As mulheres vivem e fazem agroecologia. Na mística de abertura vimos a terra em sofrimento sendo cuidada por diferentes mulheres, de diferentes contextos e assim retomando a sua vida. Como colocou uma das agricultoras presentes na plenária: “somos indivíduos que construímos em coletivo”.
O auditório em que foi realizada a plenária de mulheres esteve com todas suas cadeiras ocupadas do início ao fim da atividade. Percebemos então o reconhecimento e a consolidação do sujeito político que são as feministas da agroecologia, cada vez mais fortalecidas. O sentimento ao final da plenária de mulheres foi de retornar aos nossos territórios mais fortalecidos, de inspirar e provocar ações feministas onde estivermos, de compartilhar as experiências vividas e de demarcar nossos lugares e nossas posições políticas.

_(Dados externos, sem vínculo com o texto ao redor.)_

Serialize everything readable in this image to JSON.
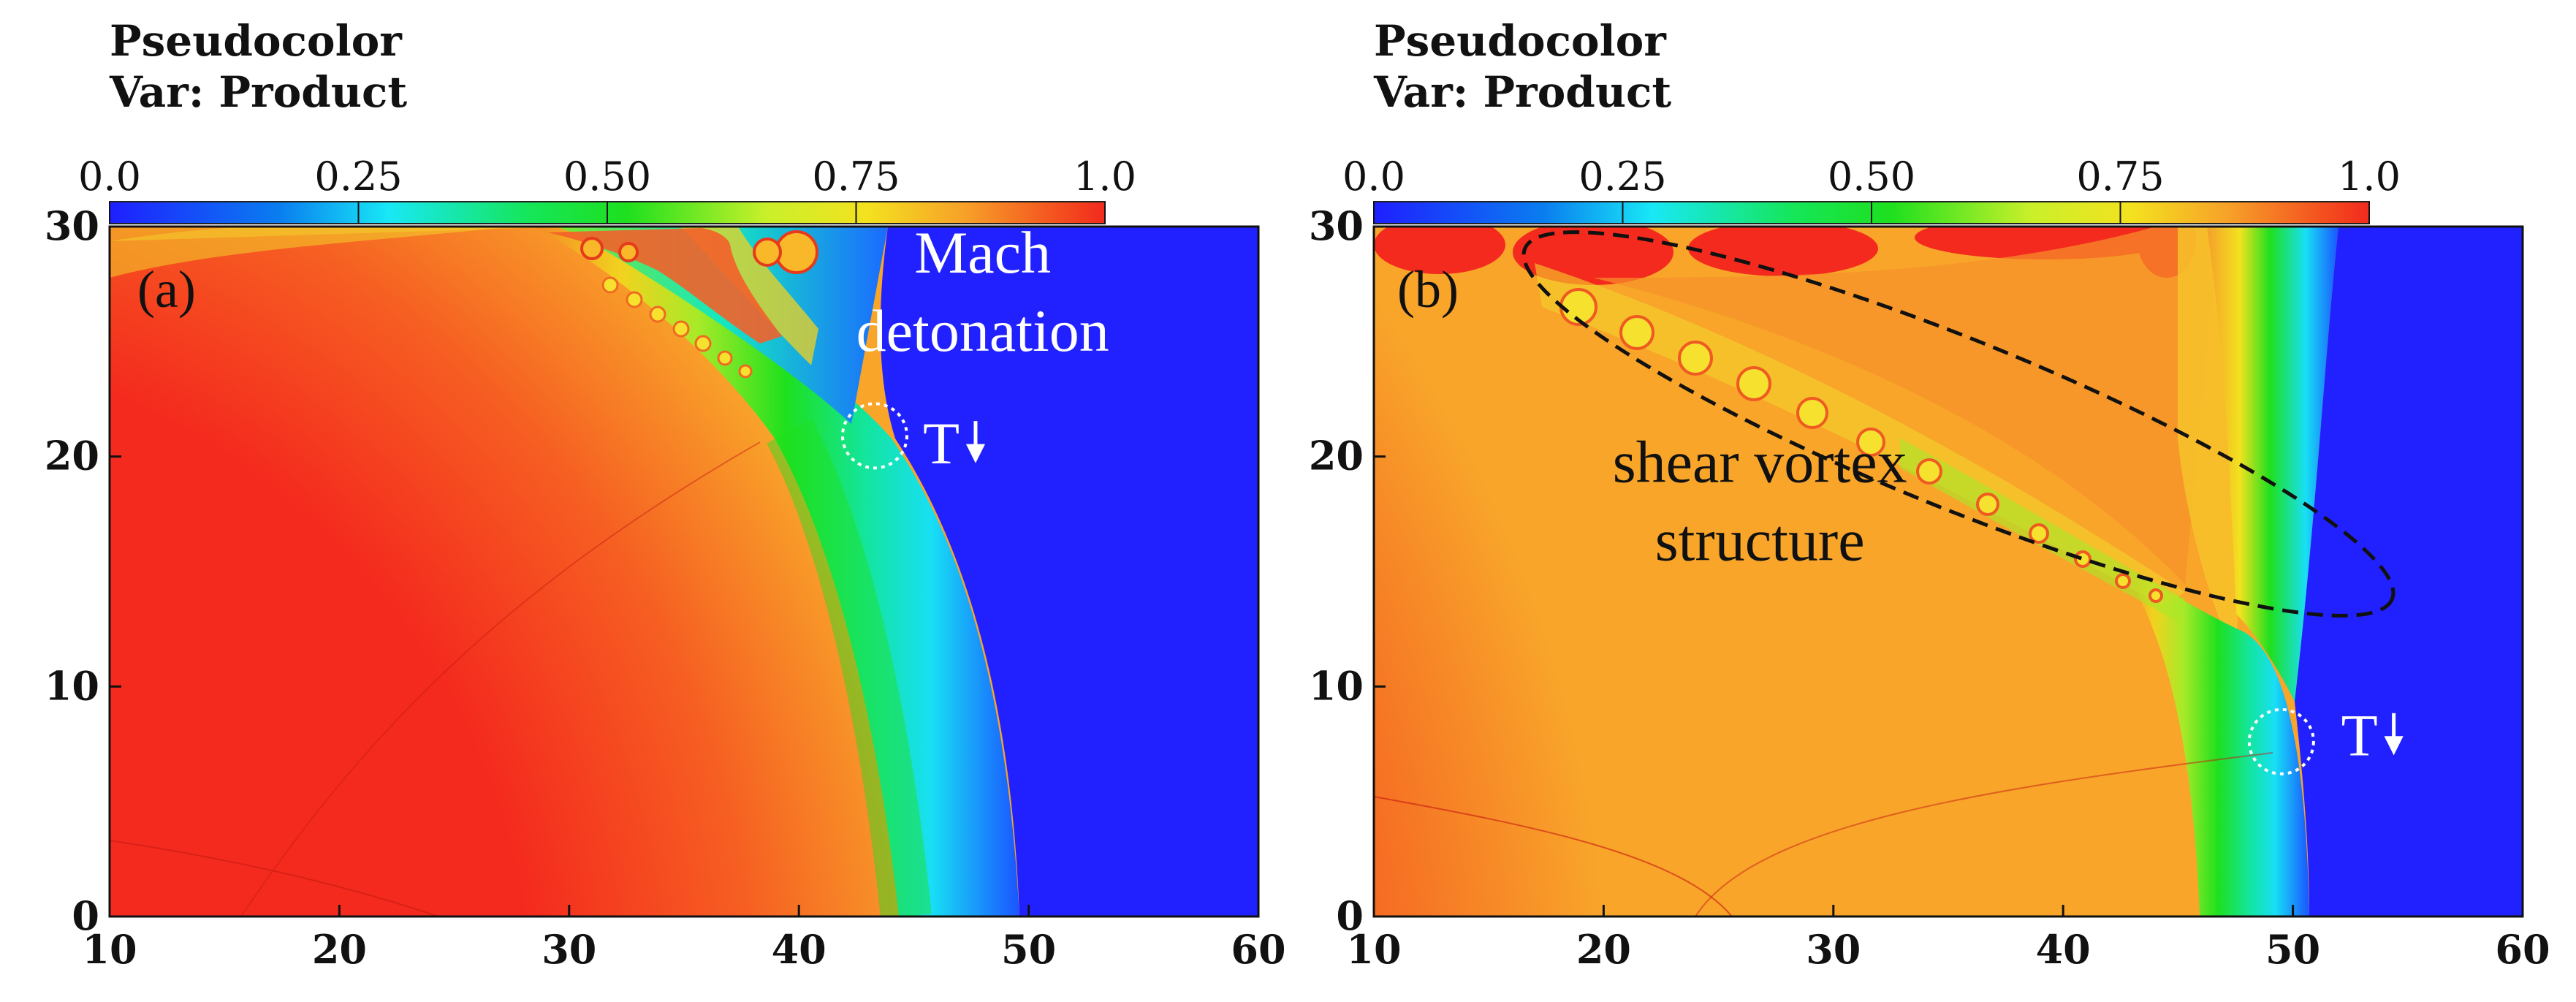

Após todos os espaços de compartilhamento de experiências, rodas de debates e mesas de discussão fica evidente que vivemos um momento de múltiplos desafios e o CBA apresentou diversos caminhos de enfrentamento aos desafios ambientais, sociais e políticos que enfrentamos sempre com o princípio do território à frente desses caminhos. As saídas frente às mudanças climáticas estão sendo construídas nos territórios, por comunidades tradicionais e pelas mulheres em seus quintais, hortas e todos os espaços de atuação, pois “sem feminismo, não há agroecologia!”.
Confira uma galeria de fotos (Crédidos: Bruna Massis – SOF/ MMM)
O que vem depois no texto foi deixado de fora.